Our experience with Paul begins as he wakes up in the box. The first minute is soundless black, gradually followed by panicked breathing. We quickly understand we’re as trapped as Paul is. No matter how many varied camera angles or movements there are, you know you’re stuck in that coffin for an hour and a half. But there’s plenty of conflict in Buried, even action. The brilliance of shooting a film in a confined space is every problem is magnified.

Paul doesn’t explain his situation well on the phone. He says he can’t breathe. It’s hot. There’s not a lot of air. For Paul, these problems are urgent. For authority figures like the FBI, military, and his employers, these problems are secondary to information. As a result, Paul is treated like a hassle. There’s a lot of potential commentary here about the way we interact with people on the phone, and how corporations and governments put themselves before individuals, but it’s all about making Paul more alone.

Unfortunately being alone with Paul can get boring. Paul has to re-explain his situation to a lot of people. This is like good poetry when we feel exactly how the writer wants us to feel, but it’s a horrible gamble. Jarhead made sure you felt as unsatisfied as its characters and that was a mistake. Fortunately Buried goes through emotions like a needle: up, down, up, down. So despite the occasional boredom, Buried largely succeeds in its design.

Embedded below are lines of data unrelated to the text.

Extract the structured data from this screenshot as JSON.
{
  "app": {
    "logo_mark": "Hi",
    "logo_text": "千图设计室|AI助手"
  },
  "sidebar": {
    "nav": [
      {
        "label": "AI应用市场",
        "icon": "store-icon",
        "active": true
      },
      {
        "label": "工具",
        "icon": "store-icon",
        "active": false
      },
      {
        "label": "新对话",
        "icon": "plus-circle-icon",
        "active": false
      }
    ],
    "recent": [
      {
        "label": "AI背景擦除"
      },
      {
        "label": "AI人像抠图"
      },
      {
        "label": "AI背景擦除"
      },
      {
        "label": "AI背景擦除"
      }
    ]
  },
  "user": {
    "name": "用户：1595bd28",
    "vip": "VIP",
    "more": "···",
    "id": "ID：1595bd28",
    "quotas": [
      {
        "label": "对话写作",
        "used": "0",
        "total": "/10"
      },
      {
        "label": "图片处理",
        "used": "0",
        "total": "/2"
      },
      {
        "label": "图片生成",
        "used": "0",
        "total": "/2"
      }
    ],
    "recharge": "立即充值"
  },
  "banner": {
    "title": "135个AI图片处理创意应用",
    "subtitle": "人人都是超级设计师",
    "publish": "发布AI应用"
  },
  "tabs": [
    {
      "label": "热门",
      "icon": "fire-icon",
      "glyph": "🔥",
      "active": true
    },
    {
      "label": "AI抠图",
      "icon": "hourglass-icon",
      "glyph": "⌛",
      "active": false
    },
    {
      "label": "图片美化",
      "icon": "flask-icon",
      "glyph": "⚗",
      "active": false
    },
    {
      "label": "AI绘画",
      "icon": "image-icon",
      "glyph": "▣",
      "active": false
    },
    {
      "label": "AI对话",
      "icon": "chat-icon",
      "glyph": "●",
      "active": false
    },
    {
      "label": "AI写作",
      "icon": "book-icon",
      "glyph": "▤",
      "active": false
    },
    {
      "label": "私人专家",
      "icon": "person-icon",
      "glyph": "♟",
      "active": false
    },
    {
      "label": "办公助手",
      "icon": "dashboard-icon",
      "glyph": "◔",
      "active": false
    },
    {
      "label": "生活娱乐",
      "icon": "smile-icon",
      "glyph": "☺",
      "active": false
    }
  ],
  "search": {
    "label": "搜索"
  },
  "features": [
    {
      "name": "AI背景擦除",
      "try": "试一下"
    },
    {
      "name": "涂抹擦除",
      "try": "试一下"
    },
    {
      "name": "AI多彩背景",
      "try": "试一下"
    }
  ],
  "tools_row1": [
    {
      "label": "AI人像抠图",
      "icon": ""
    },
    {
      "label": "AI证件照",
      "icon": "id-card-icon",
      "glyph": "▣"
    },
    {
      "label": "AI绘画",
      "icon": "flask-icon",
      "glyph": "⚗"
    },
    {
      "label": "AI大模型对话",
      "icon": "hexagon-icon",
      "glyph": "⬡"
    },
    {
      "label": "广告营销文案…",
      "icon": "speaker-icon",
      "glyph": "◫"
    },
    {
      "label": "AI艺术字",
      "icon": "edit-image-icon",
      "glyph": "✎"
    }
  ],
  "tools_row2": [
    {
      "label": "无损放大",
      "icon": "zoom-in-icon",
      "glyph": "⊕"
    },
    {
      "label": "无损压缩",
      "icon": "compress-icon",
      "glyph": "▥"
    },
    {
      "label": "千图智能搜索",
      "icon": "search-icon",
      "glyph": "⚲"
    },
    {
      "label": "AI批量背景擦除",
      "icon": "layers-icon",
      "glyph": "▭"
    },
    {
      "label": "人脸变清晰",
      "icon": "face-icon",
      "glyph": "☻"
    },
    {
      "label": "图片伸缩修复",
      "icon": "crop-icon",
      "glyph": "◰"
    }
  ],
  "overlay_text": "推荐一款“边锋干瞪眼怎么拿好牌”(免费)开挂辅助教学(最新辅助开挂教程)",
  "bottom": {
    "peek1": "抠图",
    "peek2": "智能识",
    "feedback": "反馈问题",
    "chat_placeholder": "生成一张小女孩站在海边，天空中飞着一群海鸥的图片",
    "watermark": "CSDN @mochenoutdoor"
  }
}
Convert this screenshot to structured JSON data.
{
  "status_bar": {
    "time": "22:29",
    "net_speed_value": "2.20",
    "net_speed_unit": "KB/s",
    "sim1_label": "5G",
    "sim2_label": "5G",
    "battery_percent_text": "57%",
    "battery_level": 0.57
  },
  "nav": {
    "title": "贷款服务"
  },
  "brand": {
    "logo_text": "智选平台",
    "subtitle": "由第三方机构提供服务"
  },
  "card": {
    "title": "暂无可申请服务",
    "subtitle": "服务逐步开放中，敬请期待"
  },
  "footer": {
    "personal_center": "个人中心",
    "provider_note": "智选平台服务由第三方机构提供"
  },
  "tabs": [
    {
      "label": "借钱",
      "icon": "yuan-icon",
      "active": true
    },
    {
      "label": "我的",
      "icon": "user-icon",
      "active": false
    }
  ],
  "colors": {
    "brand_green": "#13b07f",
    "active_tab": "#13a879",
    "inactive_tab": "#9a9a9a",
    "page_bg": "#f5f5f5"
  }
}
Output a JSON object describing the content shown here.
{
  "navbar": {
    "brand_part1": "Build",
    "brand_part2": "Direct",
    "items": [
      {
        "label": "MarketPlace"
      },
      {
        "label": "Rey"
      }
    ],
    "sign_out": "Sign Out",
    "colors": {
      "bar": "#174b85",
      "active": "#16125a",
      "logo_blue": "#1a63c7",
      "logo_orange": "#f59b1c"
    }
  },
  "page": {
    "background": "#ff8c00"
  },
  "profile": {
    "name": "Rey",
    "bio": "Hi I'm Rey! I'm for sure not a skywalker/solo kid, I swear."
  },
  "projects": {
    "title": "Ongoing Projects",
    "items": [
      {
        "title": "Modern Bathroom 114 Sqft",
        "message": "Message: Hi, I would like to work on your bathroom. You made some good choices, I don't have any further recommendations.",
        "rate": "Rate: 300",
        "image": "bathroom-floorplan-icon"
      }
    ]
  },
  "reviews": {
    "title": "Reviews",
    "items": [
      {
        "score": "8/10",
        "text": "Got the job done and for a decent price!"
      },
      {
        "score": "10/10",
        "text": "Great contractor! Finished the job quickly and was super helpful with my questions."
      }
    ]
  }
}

Ryan Reynolds isn’t every director’s first choice for this. Watching him in a coffin for an hour and a half is like staring at an itch. It seems like other actors would be much more effective dramatically, but would they create as much empathy? Reynolds’s strength is he encourages us to laugh, which humanizes and helps us engage with Paul.

The success of director Rodrigo Cortés’s courageous film depends on how long he can keep you caring whether or not Paul makes it out alive. Cortés’s insistence to keep the film inside the coffin helps you theorize how you would act in Paul’s place. Once you’re in Paul’s shoes you’re invested. It’s easy to criticize and doubt the premise of the film. Some people won’t give Buried a chance because the premise is too alien. Some just aren’t sure if they would like it. Ultimately you face the same dilemma as the film’s crew: Are you inclined to see things as problems, or opportunities?